3 Very small numbers have been shown to have had the virus, therefore there may have been few to transmit it on during the lockdown. This contrary theory, coupled with mostly self-congratulatory pronouncements as to the local citizenry’s compliance with social distancing guidelines (‘Stay At Home; Protect The NHS… ’ etc), seems to be preferred by the majority and is, no doubt, the basis for public warnings issued to potential visitors by Hastings Borough Council to “keep away from the town”. There was presumably a fear that the partial relaxation of the lockdown from last Wednesday that allows unlimited liberty to drive and exercise outdoors subject to social distancing might have unleashed hordes of socially undistanced incomers from areas with higher infection rates. The revised slogan ‘Stay Alert’ has been treated as a direction to stay inhospitable.
“Hastings Will Remain Closed”
Council leader Kim Forward said: “We love welcoming visitors to Hastings, some of whom return every year to enjoy the fantastic attractions, restaurants and shops our town has to offer. But for now Hastings will remain closed to visitors until we feel it is safe for our town to welcome them again. Our toilets are closed across our town as well which is helping to prevent the spread of Covid-19. We are all working hard in Hastings to keep our residents safe and our infection rate is relatively low and we need it to be even lower.”

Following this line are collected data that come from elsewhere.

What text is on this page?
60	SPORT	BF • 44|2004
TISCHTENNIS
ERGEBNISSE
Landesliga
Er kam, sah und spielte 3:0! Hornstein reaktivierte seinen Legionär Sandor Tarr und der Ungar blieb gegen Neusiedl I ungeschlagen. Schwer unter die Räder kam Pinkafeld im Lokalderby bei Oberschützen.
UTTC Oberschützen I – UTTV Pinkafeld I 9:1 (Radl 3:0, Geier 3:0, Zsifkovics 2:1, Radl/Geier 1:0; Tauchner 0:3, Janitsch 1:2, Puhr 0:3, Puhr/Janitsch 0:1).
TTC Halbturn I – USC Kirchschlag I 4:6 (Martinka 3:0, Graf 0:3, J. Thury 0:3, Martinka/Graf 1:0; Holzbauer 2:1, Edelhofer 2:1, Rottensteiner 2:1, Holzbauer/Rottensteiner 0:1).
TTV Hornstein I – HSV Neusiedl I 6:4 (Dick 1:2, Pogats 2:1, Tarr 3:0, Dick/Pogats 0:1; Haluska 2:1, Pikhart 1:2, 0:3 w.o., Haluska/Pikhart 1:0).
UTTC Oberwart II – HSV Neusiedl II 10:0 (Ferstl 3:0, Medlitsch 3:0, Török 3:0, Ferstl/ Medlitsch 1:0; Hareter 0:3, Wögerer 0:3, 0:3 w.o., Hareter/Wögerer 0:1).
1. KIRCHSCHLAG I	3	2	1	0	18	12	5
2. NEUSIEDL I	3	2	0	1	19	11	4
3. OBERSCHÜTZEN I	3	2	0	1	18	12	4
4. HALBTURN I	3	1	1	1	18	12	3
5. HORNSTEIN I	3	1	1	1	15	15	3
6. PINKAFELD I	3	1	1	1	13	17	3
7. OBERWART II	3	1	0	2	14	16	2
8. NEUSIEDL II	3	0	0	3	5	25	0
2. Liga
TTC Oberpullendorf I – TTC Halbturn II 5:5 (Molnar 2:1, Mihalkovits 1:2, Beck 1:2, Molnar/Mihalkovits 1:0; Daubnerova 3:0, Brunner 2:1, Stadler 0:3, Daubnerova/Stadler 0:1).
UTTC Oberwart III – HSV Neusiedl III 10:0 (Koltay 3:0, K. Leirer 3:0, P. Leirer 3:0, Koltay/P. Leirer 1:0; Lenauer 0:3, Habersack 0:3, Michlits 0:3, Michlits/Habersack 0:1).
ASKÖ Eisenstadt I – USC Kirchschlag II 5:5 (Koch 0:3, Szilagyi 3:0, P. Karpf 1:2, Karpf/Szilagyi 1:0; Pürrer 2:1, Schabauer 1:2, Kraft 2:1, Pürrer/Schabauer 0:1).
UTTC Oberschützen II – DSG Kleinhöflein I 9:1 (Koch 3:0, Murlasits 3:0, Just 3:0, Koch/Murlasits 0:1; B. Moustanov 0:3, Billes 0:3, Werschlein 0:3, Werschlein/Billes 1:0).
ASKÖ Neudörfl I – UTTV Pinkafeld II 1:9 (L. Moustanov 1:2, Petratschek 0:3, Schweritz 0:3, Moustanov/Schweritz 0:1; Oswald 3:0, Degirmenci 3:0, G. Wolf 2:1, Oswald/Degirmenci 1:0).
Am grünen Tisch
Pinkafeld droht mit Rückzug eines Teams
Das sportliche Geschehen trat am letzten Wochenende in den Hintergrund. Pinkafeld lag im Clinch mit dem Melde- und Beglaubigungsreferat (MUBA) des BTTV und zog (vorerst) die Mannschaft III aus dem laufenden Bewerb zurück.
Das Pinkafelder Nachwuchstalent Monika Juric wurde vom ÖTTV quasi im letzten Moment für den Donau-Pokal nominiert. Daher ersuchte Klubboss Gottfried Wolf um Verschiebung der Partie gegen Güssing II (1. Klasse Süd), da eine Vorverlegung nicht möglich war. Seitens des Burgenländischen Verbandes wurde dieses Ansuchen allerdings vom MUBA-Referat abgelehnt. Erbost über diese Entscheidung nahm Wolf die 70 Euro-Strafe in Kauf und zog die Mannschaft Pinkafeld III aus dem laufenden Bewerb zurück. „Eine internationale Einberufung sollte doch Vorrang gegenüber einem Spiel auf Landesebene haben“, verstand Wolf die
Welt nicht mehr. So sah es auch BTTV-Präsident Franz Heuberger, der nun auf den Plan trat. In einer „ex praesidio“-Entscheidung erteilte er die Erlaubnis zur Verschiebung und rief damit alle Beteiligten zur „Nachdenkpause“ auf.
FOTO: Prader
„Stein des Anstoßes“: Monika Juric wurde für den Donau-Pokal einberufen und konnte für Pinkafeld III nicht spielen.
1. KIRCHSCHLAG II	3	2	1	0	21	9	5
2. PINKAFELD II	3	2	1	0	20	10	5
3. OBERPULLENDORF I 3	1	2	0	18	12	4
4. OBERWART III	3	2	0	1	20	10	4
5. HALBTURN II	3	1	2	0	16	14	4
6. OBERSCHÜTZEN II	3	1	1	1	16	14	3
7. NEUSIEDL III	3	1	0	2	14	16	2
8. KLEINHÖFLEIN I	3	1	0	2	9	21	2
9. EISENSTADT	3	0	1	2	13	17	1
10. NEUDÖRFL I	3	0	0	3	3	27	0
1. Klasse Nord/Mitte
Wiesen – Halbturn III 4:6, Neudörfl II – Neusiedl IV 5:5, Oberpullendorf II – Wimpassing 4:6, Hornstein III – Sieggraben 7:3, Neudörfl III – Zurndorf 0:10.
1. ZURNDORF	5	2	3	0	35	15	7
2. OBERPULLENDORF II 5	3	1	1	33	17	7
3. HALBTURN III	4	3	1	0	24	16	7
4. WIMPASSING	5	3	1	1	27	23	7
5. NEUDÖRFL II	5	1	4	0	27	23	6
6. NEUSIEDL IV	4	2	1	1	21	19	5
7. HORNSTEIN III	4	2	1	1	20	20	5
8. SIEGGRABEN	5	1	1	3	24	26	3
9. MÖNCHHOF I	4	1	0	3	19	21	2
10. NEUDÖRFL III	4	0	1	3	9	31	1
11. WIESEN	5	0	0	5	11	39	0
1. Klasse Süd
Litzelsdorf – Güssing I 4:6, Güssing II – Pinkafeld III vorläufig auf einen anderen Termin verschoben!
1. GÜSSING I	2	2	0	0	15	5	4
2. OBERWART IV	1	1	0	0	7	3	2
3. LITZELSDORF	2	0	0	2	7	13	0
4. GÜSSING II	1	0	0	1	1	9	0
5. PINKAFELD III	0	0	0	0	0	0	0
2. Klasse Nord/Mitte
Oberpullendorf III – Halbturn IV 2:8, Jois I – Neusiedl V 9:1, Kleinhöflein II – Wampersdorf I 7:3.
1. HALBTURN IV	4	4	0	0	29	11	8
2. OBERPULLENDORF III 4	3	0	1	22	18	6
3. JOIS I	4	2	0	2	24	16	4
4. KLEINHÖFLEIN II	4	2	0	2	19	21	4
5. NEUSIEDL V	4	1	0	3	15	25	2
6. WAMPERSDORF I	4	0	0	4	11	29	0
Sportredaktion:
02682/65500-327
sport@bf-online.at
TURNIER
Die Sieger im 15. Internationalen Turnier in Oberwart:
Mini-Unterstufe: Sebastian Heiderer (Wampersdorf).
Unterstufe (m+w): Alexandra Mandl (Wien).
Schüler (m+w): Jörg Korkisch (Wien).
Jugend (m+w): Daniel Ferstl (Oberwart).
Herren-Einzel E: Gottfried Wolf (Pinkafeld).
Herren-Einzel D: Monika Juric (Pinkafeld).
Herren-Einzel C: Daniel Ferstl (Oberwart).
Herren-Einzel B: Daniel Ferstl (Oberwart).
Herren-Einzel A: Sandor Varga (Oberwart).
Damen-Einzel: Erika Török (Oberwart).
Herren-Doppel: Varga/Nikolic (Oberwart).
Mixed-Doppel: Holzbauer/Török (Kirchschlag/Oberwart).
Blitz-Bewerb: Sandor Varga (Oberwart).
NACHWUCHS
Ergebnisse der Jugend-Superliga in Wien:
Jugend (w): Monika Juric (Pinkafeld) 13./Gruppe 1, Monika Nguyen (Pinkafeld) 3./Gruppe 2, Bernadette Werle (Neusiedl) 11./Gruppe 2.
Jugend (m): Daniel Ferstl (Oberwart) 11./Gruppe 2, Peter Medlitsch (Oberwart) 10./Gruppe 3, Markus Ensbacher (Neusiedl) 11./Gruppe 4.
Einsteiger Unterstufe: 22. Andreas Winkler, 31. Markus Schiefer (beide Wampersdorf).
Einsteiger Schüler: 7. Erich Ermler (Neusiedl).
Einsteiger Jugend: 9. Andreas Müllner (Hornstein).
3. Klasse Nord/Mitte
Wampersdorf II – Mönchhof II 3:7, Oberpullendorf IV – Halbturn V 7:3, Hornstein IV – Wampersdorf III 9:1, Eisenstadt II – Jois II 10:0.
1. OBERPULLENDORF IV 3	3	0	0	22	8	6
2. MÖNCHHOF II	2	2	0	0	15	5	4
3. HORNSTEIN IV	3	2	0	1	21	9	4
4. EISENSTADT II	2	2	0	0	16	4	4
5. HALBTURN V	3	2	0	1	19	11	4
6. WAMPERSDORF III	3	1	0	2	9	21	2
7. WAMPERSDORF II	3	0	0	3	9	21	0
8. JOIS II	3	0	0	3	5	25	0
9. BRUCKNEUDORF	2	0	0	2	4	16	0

The problem with this viewpoint is the problem of the lockdown itself: how can it end? The more protected the population, the more vulnerable it would seem to any fresh incursion of the disease – the ‘second wave’ feared by some epidemiologists. Meanwhile, as featured elsewhere in this newspaper, the hospitality sector, the bedrock of the town’s economy, is in crisis; bail-outs from central government can only be extended for so long. The notion that visitors must be kept away, and that every bar, restaurant, theatre, art gallery, museum and other places of social gathering can be mothballed until a safe and effective vaccine is produced and distributed doesn’t seem remotely realistic, But, on this view, what else is there?